Кутузов строго посмотрел на своего адъютанта и, помолчав, ответил:
— Я думаю, что сражение будет проиграно…»[806]
***
Бонапарт говорил, что выиграл сорок сражений. Самой замечательной победой среди них он считал Аустерлиц. «Солнце Аустерлица!» — он вспоминал его всегда с особенным чувством. Вопреки позднейшему официальному французскому толкованию военная обстановка накануне Аустерлица таила для французов величайшие опасности. Общий перевес сил был на стороне коалиции, и в дальнейшем он должен был возрастать. В Моравию двигались дополнительные силы русских. Австрийское командование собиралось перебросить с Итальянского фронта крупные воинские соединения. Наконец, со дня на день надо было ждать удара с тыла пруссаков. 14 ноября Гаугвиц выехал из Берлина, чтобы предъявить ультиматум французскому императору. Вслед за ультиматумом, рассчитанным на то, что его отвергнут, сто восемьдесят тысяч пруссаков с северо-запада ударили бы по французской армии[807]. Армия Бонапарта была в мышеловке; ее окружили; ее рассчитывали сжать железными клещами и раздавить. Огромное численное превосходство, которым располагали союзники, казалось, не оставляло надежд на возможность одолеть объединенные силы коалиции.

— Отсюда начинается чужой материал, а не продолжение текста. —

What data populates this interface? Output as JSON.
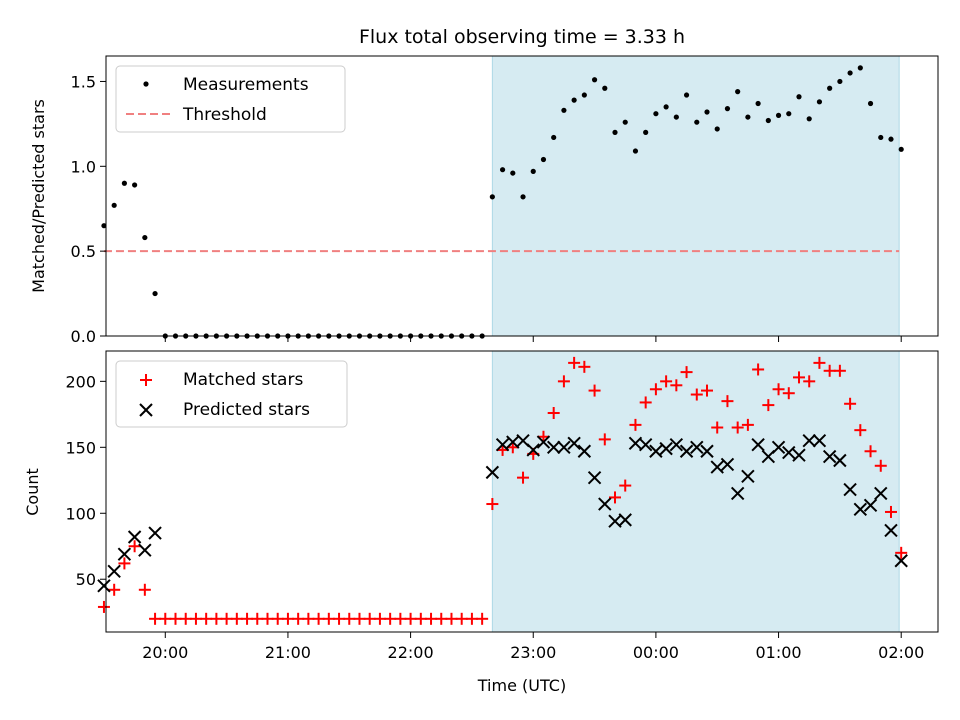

Сведения, поступавшие из Парижа, были также неутешительны. Там царила, как всегда, когда уезжал Бонапарт, подозрительная нервозность, странная уверенность, еле прикрываемая лицемерным сожалением о том, что его обязательно постигнут неудачи, может быть даже гибель (ведь погибли же в бою Жубер, Дезе, Нельсон!), ожидание перемен. «Языки Сен-Жерменского предместья убили больше французских генералов, чем австрийские пушки», — говорил Талейран. Как бывало и раньше — в дни Маренго, эти разговоры полушепотом вели и близкие к нему люди, и прежде всего брат Жозеф, избравший своим амплуа роль лидера либеральной оппозиции- Он давал всем понять, что только он и может обеспечить мир и процветание страны. Никаких изменений в государственном строе: тот же порядок, те же правители, те же люди, та же фамилия во главе империи, только имя другое. И сразу же рассеются тучи войны…

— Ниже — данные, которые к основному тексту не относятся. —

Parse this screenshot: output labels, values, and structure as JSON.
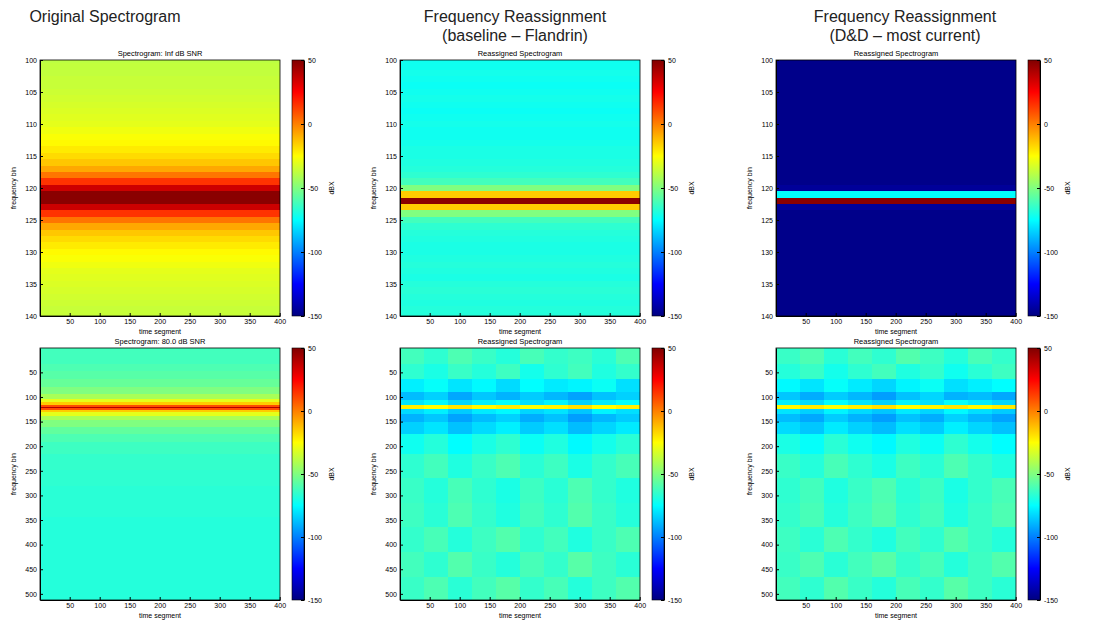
{
  "column_titles": [
    [
      "Original Spectrogram"
    ],
    [
      "Frequency Reassignment",
      "(baseline – Flandrin)"
    ],
    [
      "Frequency Reassignment",
      "(D&D – most current)"
    ]
  ],
  "chart_data": [
    {
      "type": "heatmap",
      "title": "Spectrogram: Inf dB SNR",
      "xlabel": "time segment",
      "ylabel": "frequency bin",
      "x": [
        200
      ],
      "y": [
        100,
        101,
        102,
        103,
        104,
        105,
        106,
        107,
        108,
        109,
        110,
        111,
        112,
        113,
        114,
        115,
        116,
        117,
        118,
        119,
        120,
        121,
        122,
        123,
        124,
        125,
        126,
        127,
        128,
        129,
        130,
        131,
        132,
        133,
        134,
        135,
        136,
        137,
        138,
        139,
        140
      ],
      "z": [
        [
          -38
        ],
        [
          -37
        ],
        [
          -37
        ],
        [
          -36
        ],
        [
          -36
        ],
        [
          -35
        ],
        [
          -34
        ],
        [
          -33
        ],
        [
          -32
        ],
        [
          -31
        ],
        [
          -30
        ],
        [
          -28
        ],
        [
          -26
        ],
        [
          -24
        ],
        [
          -21
        ],
        [
          -18
        ],
        [
          -14
        ],
        [
          -8
        ],
        [
          2
        ],
        [
          15
        ],
        [
          35
        ],
        [
          48
        ],
        [
          48
        ],
        [
          35
        ],
        [
          15
        ],
        [
          2
        ],
        [
          -8
        ],
        [
          -14
        ],
        [
          -18
        ],
        [
          -21
        ],
        [
          -24
        ],
        [
          -26
        ],
        [
          -28
        ],
        [
          -30
        ],
        [
          -31
        ],
        [
          -32
        ],
        [
          -33
        ],
        [
          -34
        ],
        [
          -35
        ],
        [
          -36
        ],
        [
          -36
        ]
      ],
      "xlim": [
        0.5,
        400.5
      ],
      "ylim": [
        100,
        140
      ],
      "xticks": [
        50,
        100,
        150,
        200,
        250,
        300,
        350,
        400
      ],
      "yticks": [
        100,
        105,
        110,
        115,
        120,
        125,
        130,
        135,
        140
      ],
      "colorbar": {
        "label": "dBX",
        "range": [
          -150,
          50
        ],
        "ticks": [
          50,
          0,
          -50,
          -100,
          -150
        ]
      }
    },
    {
      "type": "heatmap",
      "title": "Reassigned Spectrogram",
      "xlabel": "time segment",
      "ylabel": "frequency bin",
      "x": [
        200
      ],
      "y": [
        100,
        101,
        102,
        103,
        104,
        105,
        106,
        107,
        108,
        109,
        110,
        111,
        112,
        113,
        114,
        115,
        116,
        117,
        118,
        119,
        120,
        121,
        122,
        123,
        124,
        125,
        126,
        127,
        128,
        129,
        130,
        131,
        132,
        133,
        134,
        135,
        136,
        137,
        138,
        139,
        140
      ],
      "z": [
        [
          -72
        ],
        [
          -72
        ],
        [
          -71
        ],
        [
          -72
        ],
        [
          -73
        ],
        [
          -72
        ],
        [
          -71
        ],
        [
          -72
        ],
        [
          -73
        ],
        [
          -72
        ],
        [
          -71
        ],
        [
          -72
        ],
        [
          -72
        ],
        [
          -71
        ],
        [
          -70
        ],
        [
          -70
        ],
        [
          -69
        ],
        [
          -68
        ],
        [
          -66
        ],
        [
          -62
        ],
        [
          -50
        ],
        [
          -15
        ],
        [
          48
        ],
        [
          -15
        ],
        [
          -50
        ],
        [
          -62
        ],
        [
          -66
        ],
        [
          -68
        ],
        [
          -69
        ],
        [
          -70
        ],
        [
          -70
        ],
        [
          -69
        ],
        [
          -68
        ],
        [
          -69
        ],
        [
          -70
        ],
        [
          -68
        ],
        [
          -67
        ],
        [
          -68
        ],
        [
          -69
        ],
        [
          -68
        ],
        [
          -68
        ]
      ],
      "xlim": [
        0.5,
        400.5
      ],
      "ylim": [
        100,
        140
      ],
      "xticks": [
        50,
        100,
        150,
        200,
        250,
        300,
        350,
        400
      ],
      "yticks": [
        100,
        105,
        110,
        115,
        120,
        125,
        130,
        135,
        140
      ],
      "colorbar": {
        "label": "dBX",
        "range": [
          -150,
          50
        ],
        "ticks": [
          50,
          0,
          -50,
          -100,
          -150
        ]
      }
    },
    {
      "type": "heatmap",
      "title": "Reassigned Spectrogram",
      "xlabel": "time segment",
      "ylabel": "frequency bin",
      "x": [
        200
      ],
      "y": [
        100,
        101,
        102,
        103,
        104,
        105,
        106,
        107,
        108,
        109,
        110,
        111,
        112,
        113,
        114,
        115,
        116,
        117,
        118,
        119,
        120,
        121,
        122,
        123,
        124,
        125,
        126,
        127,
        128,
        129,
        130,
        131,
        132,
        133,
        134,
        135,
        136,
        137,
        138,
        139,
        140
      ],
      "z": [
        [
          -148
        ],
        [
          -148
        ],
        [
          -148
        ],
        [
          -148
        ],
        [
          -148
        ],
        [
          -148
        ],
        [
          -148
        ],
        [
          -148
        ],
        [
          -148
        ],
        [
          -148
        ],
        [
          -148
        ],
        [
          -148
        ],
        [
          -148
        ],
        [
          -148
        ],
        [
          -148
        ],
        [
          -148
        ],
        [
          -148
        ],
        [
          -148
        ],
        [
          -148
        ],
        [
          -148
        ],
        [
          -145
        ],
        [
          -75
        ],
        [
          48
        ],
        [
          -145
        ],
        [
          -148
        ],
        [
          -148
        ],
        [
          -148
        ],
        [
          -148
        ],
        [
          -148
        ],
        [
          -148
        ],
        [
          -148
        ],
        [
          -148
        ],
        [
          -148
        ],
        [
          -148
        ],
        [
          -148
        ],
        [
          -148
        ],
        [
          -148
        ],
        [
          -148
        ],
        [
          -148
        ],
        [
          -148
        ],
        [
          -148
        ]
      ],
      "xlim": [
        0.5,
        400.5
      ],
      "ylim": [
        100,
        140
      ],
      "xticks": [
        50,
        100,
        150,
        200,
        250,
        300,
        350,
        400
      ],
      "yticks": [
        100,
        105,
        110,
        115,
        120,
        125,
        130,
        135,
        140
      ],
      "colorbar": {
        "label": "dBX",
        "range": [
          -150,
          50
        ],
        "ticks": [
          50,
          0,
          -50,
          -100,
          -150
        ]
      }
    },
    {
      "type": "heatmap",
      "title": "Spectrogram: 80.0 dB SNR",
      "xlabel": "time segment",
      "ylabel": "frequency bin",
      "x": [
        200
      ],
      "y": [
        8,
        24,
        40,
        56,
        72,
        88,
        100,
        108,
        114,
        118,
        121,
        124,
        128,
        134,
        142,
        152,
        168,
        184,
        200,
        232,
        264,
        296,
        328,
        360,
        392,
        424,
        456,
        488,
        504
      ],
      "z": [
        [
          -62
        ],
        [
          -62
        ],
        [
          -60
        ],
        [
          -58
        ],
        [
          -55
        ],
        [
          -50
        ],
        [
          -42
        ],
        [
          -30
        ],
        [
          -15
        ],
        [
          10
        ],
        [
          40
        ],
        [
          10
        ],
        [
          -15
        ],
        [
          -30
        ],
        [
          -42
        ],
        [
          -50
        ],
        [
          -56
        ],
        [
          -60
        ],
        [
          -63
        ],
        [
          -65
        ],
        [
          -66
        ],
        [
          -67
        ],
        [
          -67
        ],
        [
          -68
        ],
        [
          -68
        ],
        [
          -68
        ],
        [
          -68
        ],
        [
          -68
        ],
        [
          -68
        ]
      ],
      "xlim": [
        0.5,
        400.5
      ],
      "ylim": [
        0.5,
        512.5
      ],
      "xticks": [
        50,
        100,
        150,
        200,
        250,
        300,
        350,
        400
      ],
      "yticks": [
        50,
        100,
        150,
        200,
        250,
        300,
        350,
        400,
        450,
        500
      ],
      "colorbar": {
        "label": "dBX",
        "range": [
          -150,
          50
        ],
        "ticks": [
          50,
          0,
          -50,
          -100,
          -150
        ]
      }
    },
    {
      "type": "heatmap",
      "title": "Reassigned Spectrogram",
      "xlabel": "time segment",
      "ylabel": "frequency bin",
      "x": [
        20,
        60,
        100,
        140,
        180,
        220,
        260,
        300,
        340,
        380
      ],
      "y": [
        16,
        48,
        80,
        100,
        112,
        120,
        128,
        140,
        160,
        192,
        240,
        290,
        340,
        390,
        440,
        490
      ],
      "z": [
        [
          -62,
          -66,
          -60,
          -64,
          -68,
          -61,
          -65,
          -63,
          -67,
          -60
        ],
        [
          -66,
          -70,
          -64,
          -68,
          -63,
          -71,
          -66,
          -62,
          -69,
          -65
        ],
        [
          -78,
          -74,
          -80,
          -76,
          -82,
          -75,
          -79,
          -77,
          -73,
          -81
        ],
        [
          -88,
          -84,
          -92,
          -86,
          -90,
          -85,
          -89,
          -93,
          -87,
          -84
        ],
        [
          -80,
          -76,
          -83,
          -78,
          -74,
          -81,
          -77,
          -84,
          -79,
          -75
        ],
        [
          -22,
          -25,
          -20,
          -24,
          -21,
          -26,
          -23,
          -19,
          -25,
          -22
        ],
        [
          -82,
          -78,
          -85,
          -79,
          -76,
          -83,
          -80,
          -86,
          -77,
          -81
        ],
        [
          -90,
          -86,
          -93,
          -88,
          -84,
          -91,
          -87,
          -94,
          -89,
          -85
        ],
        [
          -84,
          -80,
          -87,
          -82,
          -78,
          -85,
          -81,
          -88,
          -83,
          -79
        ],
        [
          -72,
          -68,
          -75,
          -70,
          -66,
          -73,
          -69,
          -76,
          -71,
          -67
        ],
        [
          -66,
          -62,
          -69,
          -64,
          -60,
          -67,
          -63,
          -70,
          -65,
          -61
        ],
        [
          -64,
          -68,
          -61,
          -66,
          -70,
          -63,
          -67,
          -60,
          -65,
          -69
        ],
        [
          -63,
          -67,
          -60,
          -65,
          -69,
          -62,
          -66,
          -59,
          -64,
          -68
        ],
        [
          -65,
          -61,
          -68,
          -63,
          -59,
          -66,
          -62,
          -69,
          -64,
          -60
        ],
        [
          -62,
          -66,
          -59,
          -64,
          -68,
          -61,
          -65,
          -58,
          -63,
          -67
        ],
        [
          -64,
          -60,
          -67,
          -62,
          -58,
          -65,
          -61,
          -68,
          -63,
          -59
        ]
      ],
      "xlim": [
        0.5,
        400.5
      ],
      "ylim": [
        0.5,
        512.5
      ],
      "xticks": [
        50,
        100,
        150,
        200,
        250,
        300,
        350,
        400
      ],
      "yticks": [
        50,
        100,
        150,
        200,
        250,
        300,
        350,
        400,
        450,
        500
      ],
      "colorbar": {
        "label": "dBX",
        "range": [
          -150,
          50
        ],
        "ticks": [
          50,
          0,
          -50,
          -100,
          -150
        ]
      }
    },
    {
      "type": "heatmap",
      "title": "Reassigned Spectrogram",
      "xlabel": "time segment",
      "ylabel": "frequency bin",
      "x": [
        20,
        60,
        100,
        140,
        180,
        220,
        260,
        300,
        340,
        380
      ],
      "y": [
        16,
        48,
        80,
        100,
        112,
        120,
        128,
        140,
        160,
        192,
        240,
        290,
        340,
        390,
        440,
        490
      ],
      "z": [
        [
          -64,
          -60,
          -67,
          -62,
          -66,
          -59,
          -63,
          -68,
          -61,
          -65
        ],
        [
          -68,
          -64,
          -71,
          -66,
          -62,
          -69,
          -65,
          -72,
          -67,
          -63
        ],
        [
          -76,
          -80,
          -74,
          -79,
          -83,
          -77,
          -73,
          -81,
          -78,
          -75
        ],
        [
          -86,
          -91,
          -85,
          -89,
          -94,
          -87,
          -83,
          -90,
          -88,
          -92
        ],
        [
          -78,
          -82,
          -75,
          -80,
          -84,
          -77,
          -81,
          -74,
          -79,
          -83
        ],
        [
          -24,
          -21,
          -26,
          -22,
          -19,
          -25,
          -23,
          -20,
          -24,
          -21
        ],
        [
          -80,
          -84,
          -77,
          -82,
          -86,
          -79,
          -83,
          -76,
          -81,
          -85
        ],
        [
          -88,
          -92,
          -85,
          -90,
          -94,
          -87,
          -91,
          -84,
          -89,
          -93
        ],
        [
          -82,
          -86,
          -79,
          -84,
          -88,
          -81,
          -85,
          -78,
          -83,
          -87
        ],
        [
          -70,
          -74,
          -67,
          -72,
          -76,
          -69,
          -73,
          -66,
          -71,
          -75
        ],
        [
          -64,
          -68,
          -61,
          -66,
          -70,
          -63,
          -67,
          -60,
          -65,
          -69
        ],
        [
          -66,
          -62,
          -69,
          -64,
          -60,
          -67,
          -63,
          -70,
          -65,
          -61
        ],
        [
          -65,
          -61,
          -68,
          -63,
          -59,
          -66,
          -62,
          -69,
          -64,
          -60
        ],
        [
          -63,
          -67,
          -60,
          -65,
          -69,
          -62,
          -66,
          -59,
          -64,
          -68
        ],
        [
          -64,
          -60,
          -67,
          -62,
          -58,
          -65,
          -61,
          -68,
          -63,
          -59
        ],
        [
          -62,
          -66,
          -59,
          -64,
          -68,
          -61,
          -65,
          -58,
          -63,
          -67
        ]
      ],
      "xlim": [
        0.5,
        400.5
      ],
      "ylim": [
        0.5,
        512.5
      ],
      "xticks": [
        50,
        100,
        150,
        200,
        250,
        300,
        350,
        400
      ],
      "yticks": [
        50,
        100,
        150,
        200,
        250,
        300,
        350,
        400,
        450,
        500
      ],
      "colorbar": {
        "label": "dBX",
        "range": [
          -150,
          50
        ],
        "ticks": [
          50,
          0,
          -50,
          -100,
          -150
        ]
      }
    }
  ]
}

К политическим заботам прибавлялись и иные. Страна переживала острейший финансовый кризис. Перед дверями банков стояли длинные очереди: все хотели получить звонкую монету. Биржу лихорадило. Крупнейшие банкирские дома обанкротились. Банк Рекамье с капиталом в двадцать пять миллионов франков, банки Граден Карсенак с капиталом в пять миллионов франков и дю Кудре, располагавший примерно таким же капиталом, потерпели крушение и прекратили свою деятельность; известия об этом проникли в европейскую печать[808]. Финансовый кризис старались объяснить частными причинами. Указывали на грандиозные, беспримерные по своему размаху и наглости финансовые спекуляции Уврара и его компаньонов. В этих объяснениях была доля истины. Этот «финансовый Наполеон» действительно превзошел все допустимое. Он вел сложнейшую игру на международном финансовом рынке — от Мадрида до Филадельфии, и его контрагенты через банк Беринга стали фактически на путь деловых сделок с правительством Питта. Уврар по приказу императора был заключен в тюрьму. Ссылались на бездарность и продажность министра казначейства Барбе-Марбуа. И в этом была, видимо, тоже доля верного. «Государь, вы не считаете меня по крайней мере вором?» — спросил вызванный для отчета Барбе-Марбуа. «Я предпочел бы это сто раз. Жульничество имеет какие-то границы, глупость — беспредельна», — ответил Наполеон. Впрочем, Барбе был, видимо, и глупцом и жуликом. Наполеон его выгнал. Но за этими частными причинами скрывалось и нечто большее. Финансовый кризис 1805 года был кризисом доверия. Бонапарт уничтожил политическую трибуну, через посредство которой буржуазия выражала свои мнения и желания; что из того, она нашла иные каналы? Игра на понижение, отчетливо обозначавшаяся с весны 1805 года на Парижской бирже, показывала, что финансовые тузы не хотят новой затяжной войны и не шибко верят в ее успех. Слова не нужны, к чему слова? Разве финансовый кризис, ажиотаж на Парижской бирже не красноречивее самых пылких речей[809].